The ICC have introduced a new paradigm for the way in which competitions and tours are arranged: slavish devotion to the profit line and the high-life offered by sponsors and television. The result is that players are increasingly condemned to a treadmill of One-day Internationals and Test matches, many of them meaningless, to sate the hunger of television executives, who see millions, billions even, to be made in advertising, mainly in Asia. And so the soul of cricket is sacrificed, nay, prostituted, in pursuit of the filthy lucre of the corporate dollar.
The recent, bloated, mismanaged Cricket World Cup is perfect evidence of what is wrong with cricket nowadays. The greed on display in the ticketing and sale of concessions, resulting in the excessive pricing of everything, including a bottle of water and a pack of nuts, was breathtaking in its myopia and lack of value for money. But the organizers were not the only guilty ones, for there were the hotels and airlines jacking up prices, intent on killing the goose even before it laid the golden egg.
Then there was the heavy-handed officiousness and insensitivity with which the tournament was 'managed', which of course culminated in the farcical events at the end of a final that deserved to be played over two days. One hopes that, in time, not even the darkness and incompetence will be allowed to overshadow the magnificence of Adam Gilchrist, the superiority of the Australian juggernaut and the spirit of the Sri Lankans.
However, the decision by Percy Sonn, the ICC President, to make the World Cup presentation himself, while the greatest cricketer ever to have graced the game, Sir Garfield Sobers, stood by like an extra in a pantomime, was the supreme act of churlishness that will leave a bitter taste for a long time to come. But perhaps it was to be expected, given the way that the ICC had imposed its neo-colonial will on our region, before and during the World Cup.
The woes afflicting this World Cup have been catalogued in myriad ways. The achievements, of a cricketing nature and otherwise, have also been noted. But it is, overall, a shame that this particular World Cup had to be held in our part of the world and that those charged with delivering a successful and enjoyable World Cup to the West Indian people revealed themselves to be such a spineless and greedy lot. This was certainly not by any stretch of the imagination the "best World Cup ever".
But the ICC has declared victory and moved on, appropriately enough in the same week marking the fourth anniversary of George W Bush's "Mission Accomplished" speech to boast of the success of his invasion of Iraq. These fellows could outspin Ramadhin and Valentine, Lance Gibbs and Shane Warne put together.
The ICC is to good governance and management what Saddam Hussein was to democracy and freedom. And given the example of the ICC, there is little wonder that the WICB is so incompetent and just as contemptuous of its players and public.
Incompetence now permeates the administration of cricket at almost every level in the ICC and the WICB. For the members of the WICB, on the job performance has nothing to do with management and results, and discipline is a moveable feast. If that is the way things are at the top, there should be little surprise at the way the players comport themselves on and off the field.

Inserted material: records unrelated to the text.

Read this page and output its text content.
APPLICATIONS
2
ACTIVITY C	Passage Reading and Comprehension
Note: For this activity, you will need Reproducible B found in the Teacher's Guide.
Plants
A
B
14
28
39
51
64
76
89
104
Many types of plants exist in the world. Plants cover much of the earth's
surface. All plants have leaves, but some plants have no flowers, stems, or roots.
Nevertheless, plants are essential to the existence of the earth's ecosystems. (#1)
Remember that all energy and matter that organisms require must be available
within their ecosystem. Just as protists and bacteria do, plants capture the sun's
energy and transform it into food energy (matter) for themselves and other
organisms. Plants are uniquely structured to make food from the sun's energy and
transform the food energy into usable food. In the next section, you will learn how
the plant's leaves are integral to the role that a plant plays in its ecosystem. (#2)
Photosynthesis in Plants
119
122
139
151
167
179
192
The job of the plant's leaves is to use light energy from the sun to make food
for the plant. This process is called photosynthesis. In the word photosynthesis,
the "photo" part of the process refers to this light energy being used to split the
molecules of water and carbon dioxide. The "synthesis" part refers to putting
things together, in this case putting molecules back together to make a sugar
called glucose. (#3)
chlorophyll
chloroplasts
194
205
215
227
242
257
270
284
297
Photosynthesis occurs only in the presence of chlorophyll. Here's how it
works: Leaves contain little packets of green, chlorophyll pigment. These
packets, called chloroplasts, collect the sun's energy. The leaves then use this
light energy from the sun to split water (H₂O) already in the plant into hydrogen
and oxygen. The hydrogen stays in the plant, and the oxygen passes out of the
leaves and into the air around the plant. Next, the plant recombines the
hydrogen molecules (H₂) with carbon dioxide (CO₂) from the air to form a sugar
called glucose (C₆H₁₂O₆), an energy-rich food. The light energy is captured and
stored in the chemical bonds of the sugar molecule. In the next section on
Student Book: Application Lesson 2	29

Meanwhile, the regional debate over the future of West Indies cricket is heating up. In one particular commentary amongst many of value, the former Barbados batsman, Rawle Brancker, who resigned in disgust as chairman of Cricket World Cup 2007 in 2005, in delivering the 13th Sir Frank Worrell Mem-orial Lecture on April 24th last, called for an overhaul of how West Indies cricket is run, based on a new publicly-owned agency to replace the WICB, and with managers and players alike to be judged and paid on the basis of expectations and performance.
We now await the findings of the governance committee, appointed by WICB Chairman Ken Gordon, and comprising PJ Patterson, Sir Alistair McIntyre and Ian McDonald.
The future of West Indies cricket may very well lie in the hands of these three wise men. As long as they do not drop the ball, perhaps there will be a silver lining behind the dark cloud of the World Cup after all.